I wrote this piece on Monday night, after watching excellent cricket in the Indian Premier League (IPL), with both matches played that day becoming last-over thrillers, and marked by some superb individual performances.
In batting, the Orange cap (worn by the leading run scorer) changed hands three times. First, Gautam Gambhir went past Mumbai Indians’ Nitish Rana, but during the course of Kolkata Knight Riders’s fantastic run chase, he was overtaken by teammate Manish Pandey.
By the end of the day, however, David Warner had the coveted cap after a battling, unbeaten half-century that helped Sunrisers Hyderabad (SRH) post a competitive score on a difficult pitch.
The SRH captain then saw his main pace bowler, Bhuvaneshwar Kumar, put in an outstanding effort in the “death overs” to win the humdinger against Kings XI Punjab and enhance his lead as the tournament’s highest wicket-taker.
Interspersing these magnificent batting and bowling performances in the two matches, however, were a fairly large number of dropped catches. I started making a mental note of them but had counted four when I lost track in the excitement of the tense finishes.
The number of fielding lapses this IPL season has been abnormally high. At a fair estimate, about 30 catches have been put down in the first fortnight. And this does not include “half” and “quarter” chances.
This is anachronistic, for fielding standards have shown a dramatic improvement in the past two decades. The advent of Twenty20 cricket has, in fact, raised the bar even higher from what’s been seen in preceding seasons.
Given the tenor of the shortest format, fielding has, in fact, been heavily prioritized. Most IPL teams have specialized fielding coaches of the calibre of Jonty Rhodes (Mumbai) and Mohammad Kaif (Gujarat), so the errors seen this season are befuddling.

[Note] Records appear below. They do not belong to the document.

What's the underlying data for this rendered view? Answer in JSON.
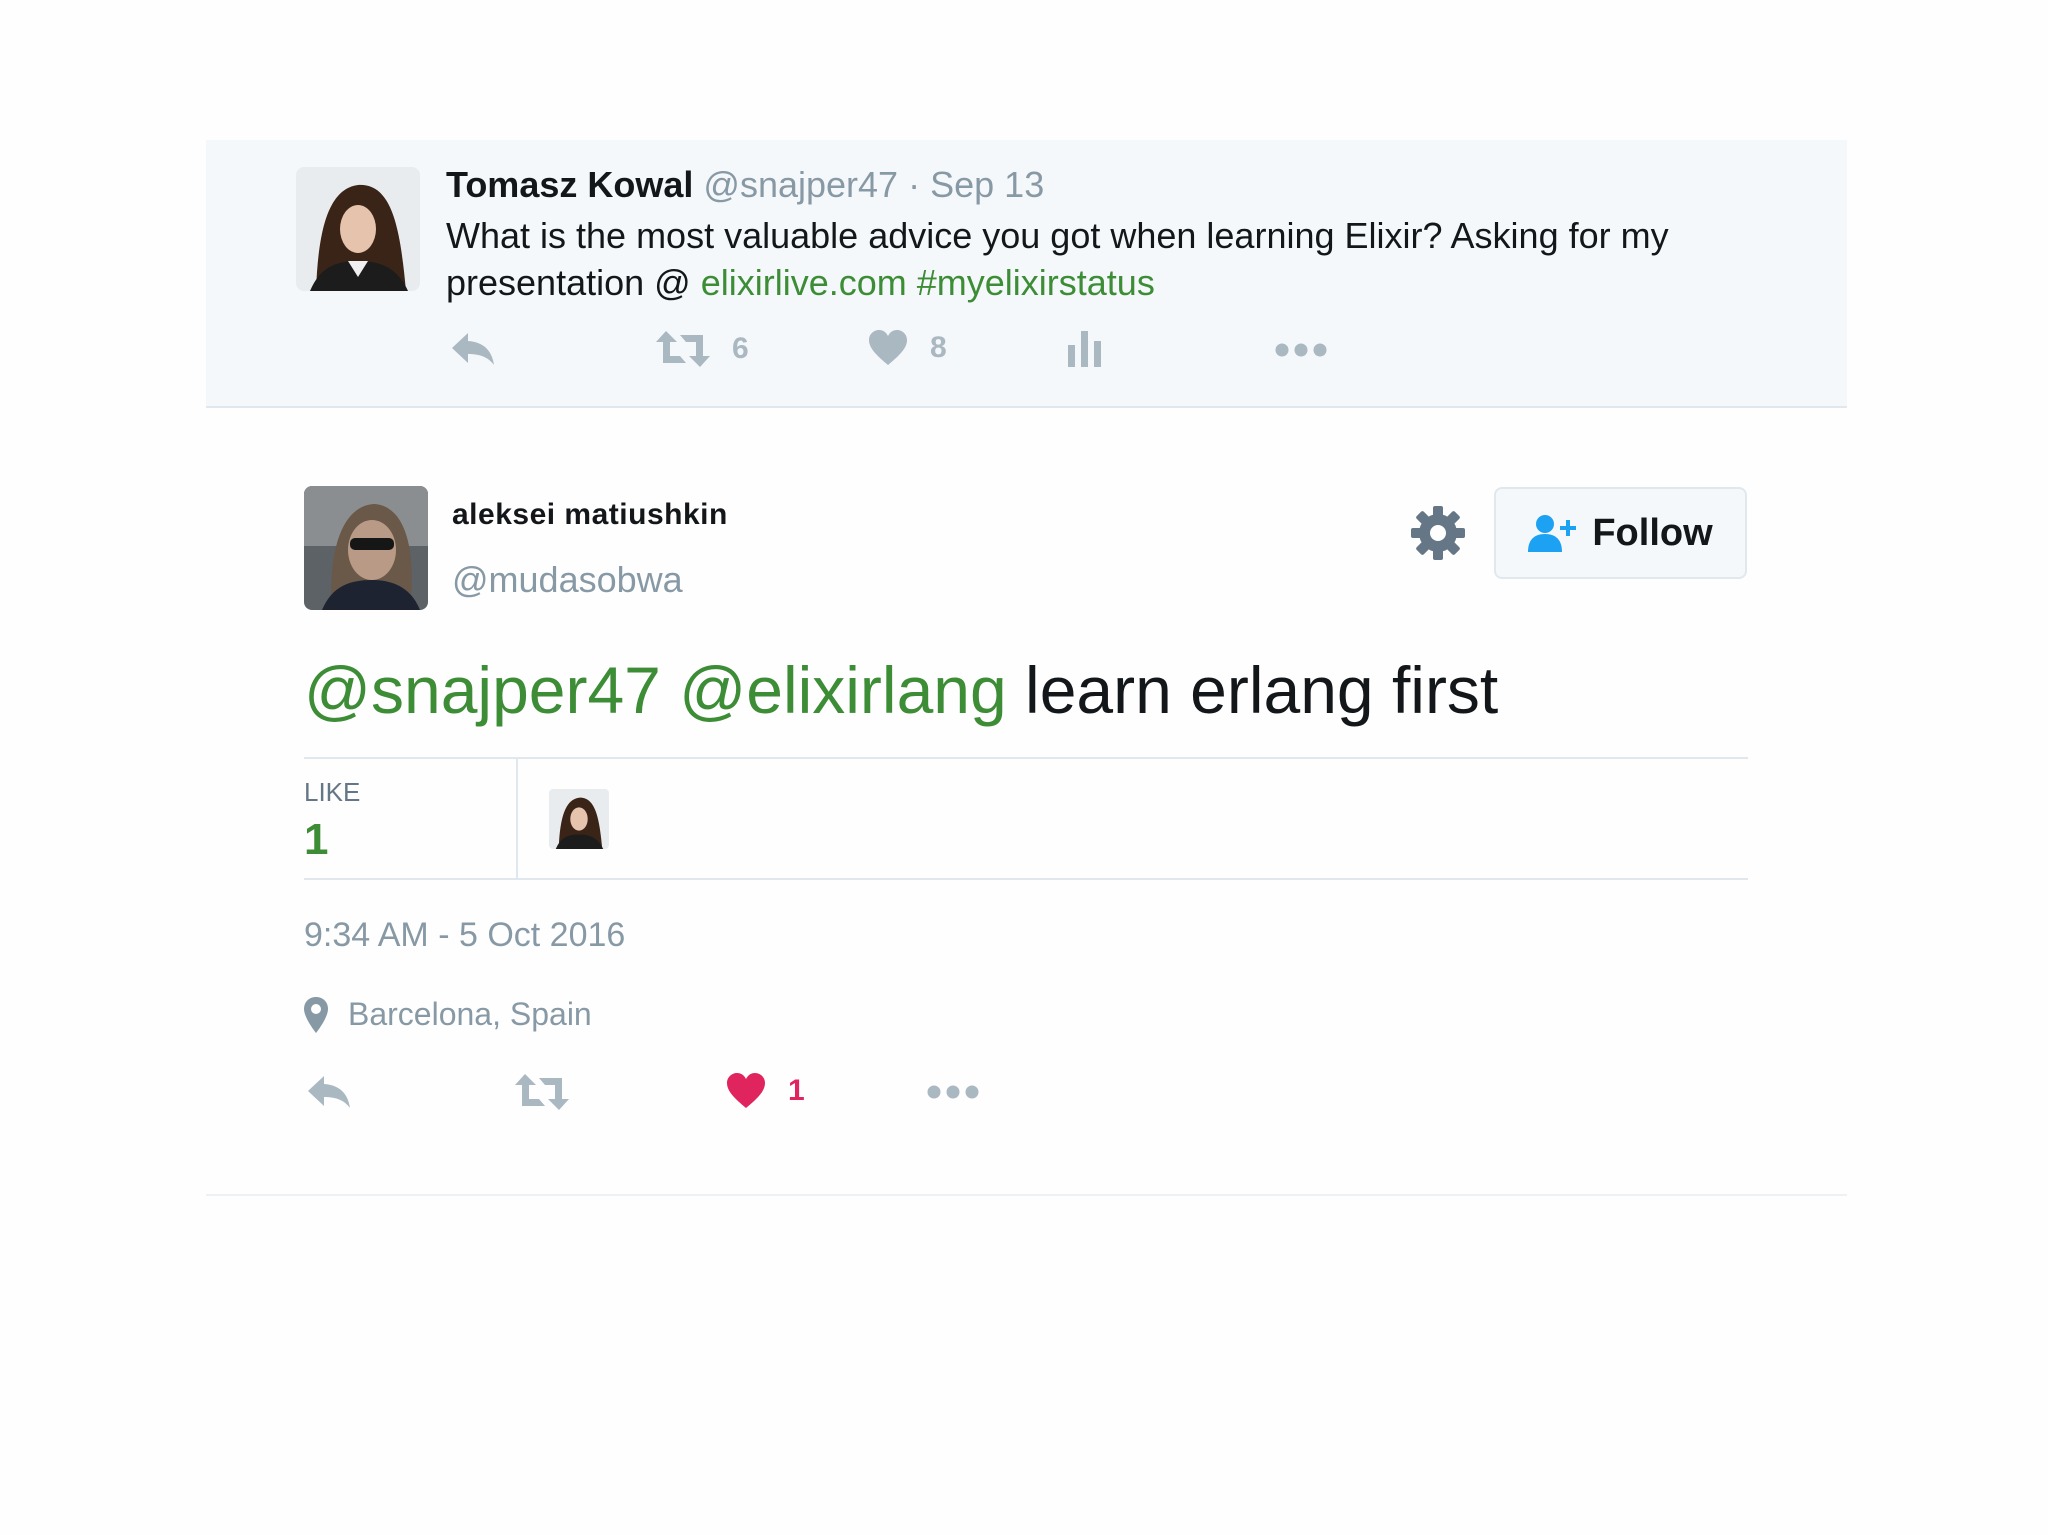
{
  "parent_tweet": {
    "author_name": "Tomasz Kowal",
    "author_handle": "@snajper47",
    "separator": "·",
    "date": "Sep 13",
    "text_plain": "What is the most valuable advice you got when learning Elixir? Asking for my presentation @",
    "link": "elixirlive.com",
    "hashtag": "#myelixirstatus",
    "retweet_count": "6",
    "like_count": "8",
    "icons": [
      "reply-icon",
      "retweet-icon",
      "heart-icon",
      "analytics-icon",
      "more-icon"
    ]
  },
  "main_tweet": {
    "author_name": "aleksei matiushkin",
    "author_handle": "@mudasobwa",
    "follow_label": "Follow",
    "mention_1": "@snajper47",
    "mention_2": "@elixirlang",
    "text_plain": "learn erlang first",
    "like_label": "LIKE",
    "like_stat": "1",
    "timestamp": "9:34 AM - 5 Oct 2016",
    "location": "Barcelona, Spain",
    "action_like_count": "1",
    "icons": [
      "gear-icon",
      "follow-user-icon",
      "location-pin-icon",
      "reply-icon",
      "retweet-icon",
      "heart-icon",
      "more-icon"
    ]
  },
  "colors": {
    "link_green": "#3d8c36",
    "muted": "#8899a6",
    "heart_red": "#e0245e",
    "follow_blue": "#1da1f2",
    "parent_bg": "#f5f8fa"
  }
}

It is not just laggards who have been dropping catches, but even those considered brilliant. What explains this? There is no clear answer. But there is enough evidence of it happening, which makes it worthy of deeper study.

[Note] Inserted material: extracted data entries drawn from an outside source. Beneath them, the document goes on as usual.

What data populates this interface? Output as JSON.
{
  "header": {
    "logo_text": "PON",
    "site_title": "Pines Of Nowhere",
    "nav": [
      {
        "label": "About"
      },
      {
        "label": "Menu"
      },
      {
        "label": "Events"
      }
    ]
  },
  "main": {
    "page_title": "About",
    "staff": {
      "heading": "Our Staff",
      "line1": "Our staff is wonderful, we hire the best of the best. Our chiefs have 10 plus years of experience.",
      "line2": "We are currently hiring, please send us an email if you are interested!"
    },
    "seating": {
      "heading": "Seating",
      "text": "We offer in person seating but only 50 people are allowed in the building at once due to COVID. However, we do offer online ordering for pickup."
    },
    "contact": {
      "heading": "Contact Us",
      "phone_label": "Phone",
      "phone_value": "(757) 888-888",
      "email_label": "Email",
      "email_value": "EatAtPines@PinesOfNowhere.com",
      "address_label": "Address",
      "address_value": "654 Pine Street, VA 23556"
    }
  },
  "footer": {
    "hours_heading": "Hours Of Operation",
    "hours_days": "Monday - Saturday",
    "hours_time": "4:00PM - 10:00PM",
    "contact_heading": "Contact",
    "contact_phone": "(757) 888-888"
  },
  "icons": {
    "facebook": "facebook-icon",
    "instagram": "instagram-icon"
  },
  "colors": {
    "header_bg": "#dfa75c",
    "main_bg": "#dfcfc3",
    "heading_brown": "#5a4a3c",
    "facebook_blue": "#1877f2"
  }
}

While the dropped catches syndrome is intriguing, however, the poor quality of umpiring this season has been shown up so frequently that it should worry administrators, as it has players and aficionados.

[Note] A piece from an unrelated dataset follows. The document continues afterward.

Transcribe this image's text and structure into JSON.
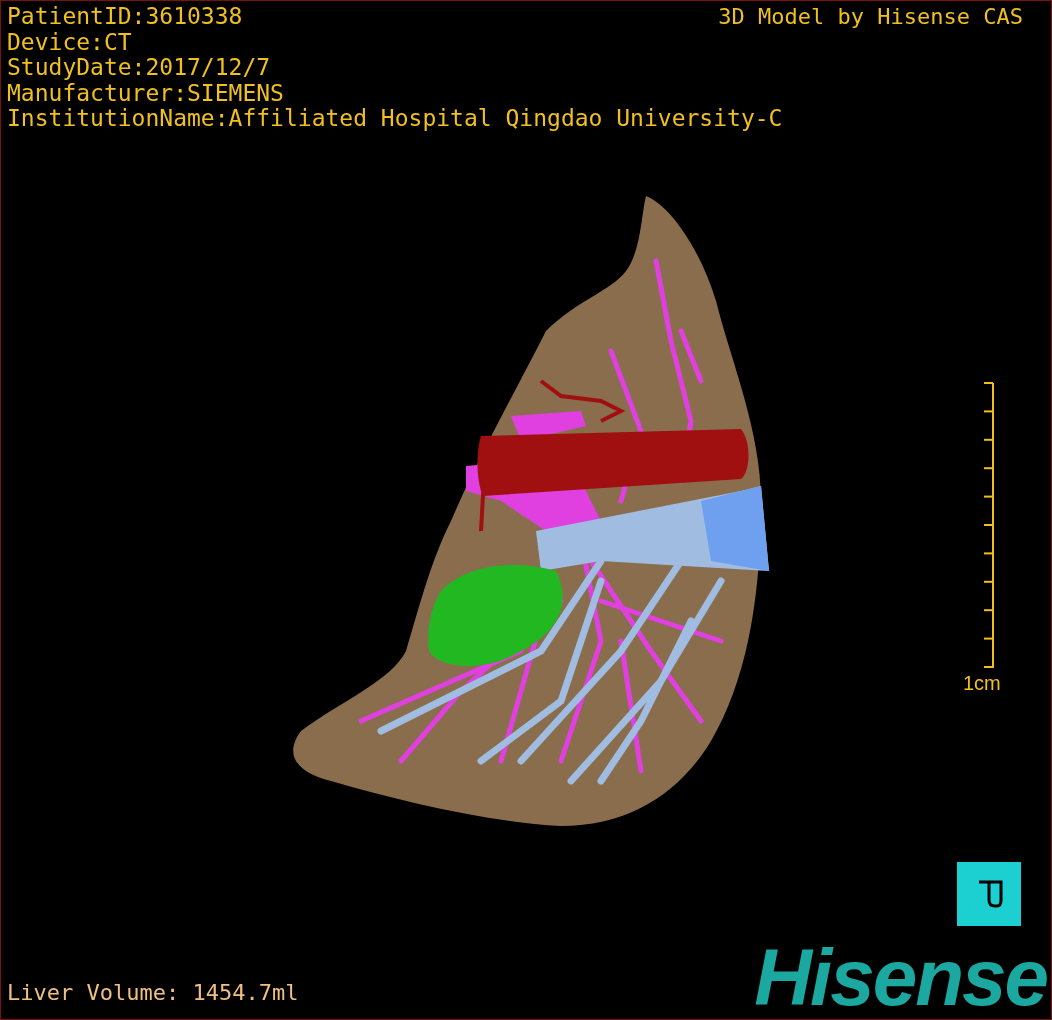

There has been no public clamour about this problem from the playing fraternity, though a couple of players have tweeted about some glaring mistakes. The code of conduct has ensured such references have been few.
By and large, players have preferred to keep their grouse to themselves rather than rock the boat. But beneath the radar as it were, there has been quite a lot of outrage in the fraternity about the umpiring.
This is understandable. The IPL is a showcase event for cricketers, top-notch and newbie alike. The stakes are very high. Individual careers and livelihoods can be made or unmade. Collectively, teams and franchise owners are affected.
All else apart, umpiring errors mar the enjoyment of a fair sporting contest. This is not to demean umpires. They are human and will err. But if the frequency of errors is high, then course correction is necessary.
One part of this would be choosing the best umpires available. Putting uncompromising emphasis on quality. The other would be to make use of the technology already in use in the other formats.
In fact, DRS is a no-brainer, and I wonder why the IPL hasn’t incorporated it yet. It can’t be just the cost factor, because the league is flush with money. It certainly isn’t because of objections from players—most want it.
Perhaps it is because Twenty20 internationals still don’t permit a review of umpiring decisions, and the IPL has tried to live within this framework. Happily, that position itself is under review.
By 2018, it has been suggested, all three formats should deploy DRS: in T20s, one per side per innings. That would be a major and much needed step.
Ayaz Memon is a senior columnist who writes on sports and other matters.